Thursday, October 11, 2018

Discussion on Cataloging

Just checked our library catalogue record for Canadian Business Patterns which now needs to reflect the new title Canadian Business Counts.  So far so good.

However, this reminds me of a long standing problem for me which relates to my getting DLI data records into our catalogue. This is an internal matter but advice from others on how they connect with their technical services area may be helpful.

The U of R catalogue record takes the user to .  This is all good, but it is not the whole story.  It should also direct the user to CHASS (another outdated name?) or Nesstar and it seems to me that it should also indicate that mediated access is available for obtaining the data from the EFT site. I would like to see all of this spelled out which would include a statement as to what the differences between the data on the EFT and the extraction sites.  Unfortunately, I can't remember.  Does it pertain to the level of geography provideid?

Additionally, I know some libraries also point to this: --  Customized extractions from the Canadian Business Patterns

I think, little late for ACCOLEDS this year, that we should perhaps have a technical services session covering this topic at a future training event.

Answer from DLI Admin:
I can speak to the difference between the data access methods on the DLI side.

The data on the EFT is the whole DLI collection. Each safe (depending on the license signed by the subscribing institution) gives access to the following products:

1.       MAD_PUMF_FMGD_DAM - Survey PUMFs and metadata
2.       MAD_DLI_IDD_DAM - DLI annual reports, DLI training materials, CD-ROM data products, Geography files, Census files and more
3.       MAD-PCCF_FCCP_DAM - Postal Code Conversion Files (PCCF), Postal Code Conversion Files Plus (PCCF+) and Postal Code Federal Riding Files (PCFRF)
4.       MAD_CIHI_ICIS_DAM - Discharge Abstract Database (DAD) from the Canadian Institute of Health Information (CIHI)
5.       MAD_SPSDM_BDMSPS_DAM - Social Policy Simulation Database and Model files (SPSDM)

More information about the contents of each safe can be found in Section 7: Accessing and Citing DLI Data of the DLI Survival Guide.

The DLI Nesstar site is a web-based data portal where users can search and identify variables of interest on the microdata files and determine whether a PUMF or a master file would best fit their research needs. The DLI’s version of Nessar houses public use microdata files and the metadata from Research Data Centre (RDC) master files. The server itself can house different forms of data. I believe that ODESI houses more of a variety such as public-opinion polls and such.

Everything that is available on the DLI Nesstar site is on the EFT. The DLI Nesstar site is just another means to explore and analyze data through a web browser.

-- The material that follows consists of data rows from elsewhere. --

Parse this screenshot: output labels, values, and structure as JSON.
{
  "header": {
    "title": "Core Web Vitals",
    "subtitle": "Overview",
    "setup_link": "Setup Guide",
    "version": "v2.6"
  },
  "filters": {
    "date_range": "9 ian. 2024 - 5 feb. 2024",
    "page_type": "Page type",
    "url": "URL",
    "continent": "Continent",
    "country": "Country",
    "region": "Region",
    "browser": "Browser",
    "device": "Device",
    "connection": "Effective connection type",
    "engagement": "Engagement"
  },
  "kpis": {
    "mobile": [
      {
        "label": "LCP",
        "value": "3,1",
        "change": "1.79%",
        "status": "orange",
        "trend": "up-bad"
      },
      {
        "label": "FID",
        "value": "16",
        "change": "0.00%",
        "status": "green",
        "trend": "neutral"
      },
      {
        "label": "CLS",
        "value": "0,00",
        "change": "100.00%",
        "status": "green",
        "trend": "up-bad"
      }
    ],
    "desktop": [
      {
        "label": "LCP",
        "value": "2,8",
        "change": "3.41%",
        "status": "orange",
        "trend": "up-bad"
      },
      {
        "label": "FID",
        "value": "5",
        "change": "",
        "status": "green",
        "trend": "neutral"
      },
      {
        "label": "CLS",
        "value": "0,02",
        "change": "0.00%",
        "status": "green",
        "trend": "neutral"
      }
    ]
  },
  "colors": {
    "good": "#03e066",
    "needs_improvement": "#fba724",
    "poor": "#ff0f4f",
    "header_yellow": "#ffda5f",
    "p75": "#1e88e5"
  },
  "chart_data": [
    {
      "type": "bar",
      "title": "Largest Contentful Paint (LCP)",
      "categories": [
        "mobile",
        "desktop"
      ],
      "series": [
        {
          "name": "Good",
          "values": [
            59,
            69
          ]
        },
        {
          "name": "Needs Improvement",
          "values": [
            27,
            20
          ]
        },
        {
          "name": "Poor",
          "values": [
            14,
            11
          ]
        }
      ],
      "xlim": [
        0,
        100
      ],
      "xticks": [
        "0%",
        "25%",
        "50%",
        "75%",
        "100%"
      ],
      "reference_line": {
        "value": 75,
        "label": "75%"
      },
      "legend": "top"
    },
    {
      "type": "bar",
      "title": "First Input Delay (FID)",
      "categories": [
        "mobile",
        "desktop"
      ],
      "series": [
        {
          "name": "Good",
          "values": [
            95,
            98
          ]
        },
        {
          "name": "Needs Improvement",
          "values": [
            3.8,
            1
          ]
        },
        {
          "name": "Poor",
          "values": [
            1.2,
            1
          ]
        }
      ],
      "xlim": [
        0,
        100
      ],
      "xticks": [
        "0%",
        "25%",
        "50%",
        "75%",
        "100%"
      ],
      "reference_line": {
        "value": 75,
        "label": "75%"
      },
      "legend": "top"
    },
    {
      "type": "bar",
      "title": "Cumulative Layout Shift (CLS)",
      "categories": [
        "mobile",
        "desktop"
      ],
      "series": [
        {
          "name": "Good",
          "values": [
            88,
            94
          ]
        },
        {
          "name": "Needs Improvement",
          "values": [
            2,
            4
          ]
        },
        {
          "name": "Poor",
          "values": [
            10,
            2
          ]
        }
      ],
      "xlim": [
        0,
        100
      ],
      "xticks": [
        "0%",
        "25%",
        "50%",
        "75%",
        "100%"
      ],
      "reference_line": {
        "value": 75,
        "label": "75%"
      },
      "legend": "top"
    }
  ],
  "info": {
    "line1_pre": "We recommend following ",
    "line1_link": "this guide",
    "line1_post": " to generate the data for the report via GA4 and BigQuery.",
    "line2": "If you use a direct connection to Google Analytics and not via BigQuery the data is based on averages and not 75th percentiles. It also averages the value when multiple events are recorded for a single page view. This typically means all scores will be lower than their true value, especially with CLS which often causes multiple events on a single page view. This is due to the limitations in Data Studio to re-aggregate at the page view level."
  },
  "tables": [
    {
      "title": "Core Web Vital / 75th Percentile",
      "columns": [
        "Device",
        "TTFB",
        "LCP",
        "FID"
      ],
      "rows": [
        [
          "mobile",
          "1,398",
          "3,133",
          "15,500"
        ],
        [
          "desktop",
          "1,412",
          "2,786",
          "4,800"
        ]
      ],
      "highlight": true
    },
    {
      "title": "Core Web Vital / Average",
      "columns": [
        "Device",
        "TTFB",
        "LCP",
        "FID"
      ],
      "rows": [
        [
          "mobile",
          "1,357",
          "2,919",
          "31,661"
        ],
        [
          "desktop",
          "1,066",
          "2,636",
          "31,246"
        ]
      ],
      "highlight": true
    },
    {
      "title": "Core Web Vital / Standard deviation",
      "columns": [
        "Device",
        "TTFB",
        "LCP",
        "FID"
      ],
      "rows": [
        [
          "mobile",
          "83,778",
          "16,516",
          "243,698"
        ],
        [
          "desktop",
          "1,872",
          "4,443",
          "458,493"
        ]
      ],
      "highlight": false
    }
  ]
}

I’ll pass on the idea of a future session on difference technical services available through the community to the rest of the DLI team. Thank you for bringing this to our attention!

Answer for DLI Member:
Perhaps the challenge also stems from the data being available or not available in multiple places, some of which are mediated, others are not, and, THE LACK OF AUTHORITY METADATA (machine-readable) for these data products. This is also compounded by the inconsistency between the public facing content on the STC website, and what is available through the DLI. In some cases, if you do a comparison, data found in the DLI to not match the same product records on the website. There are a whole bunch more problems here which have likely lead each institution to do their own thing.

I wholly agree that the metadata problems we encounter for StatCan data is not unique to just you, it would be interesting to explore this further, but perhaps as you say a whole session could be dedicated to this. At SP and in Ontario we have explored providing MARC records, OAI endpoint connections, and APIs for searching data available in ODESI, but again that is only for ODESI copies of DLI data. API integration into your catalogue is probably a good approach at this point, and with new discovery platforms offering custom API integration this is getting more and more sophisticated.

Perhaps even the national research data discovery platform FRDR can play a role in all of this?  Maybe not right now for DLI data, given the duplication….? But regardless we should look to some kind of solution as a group.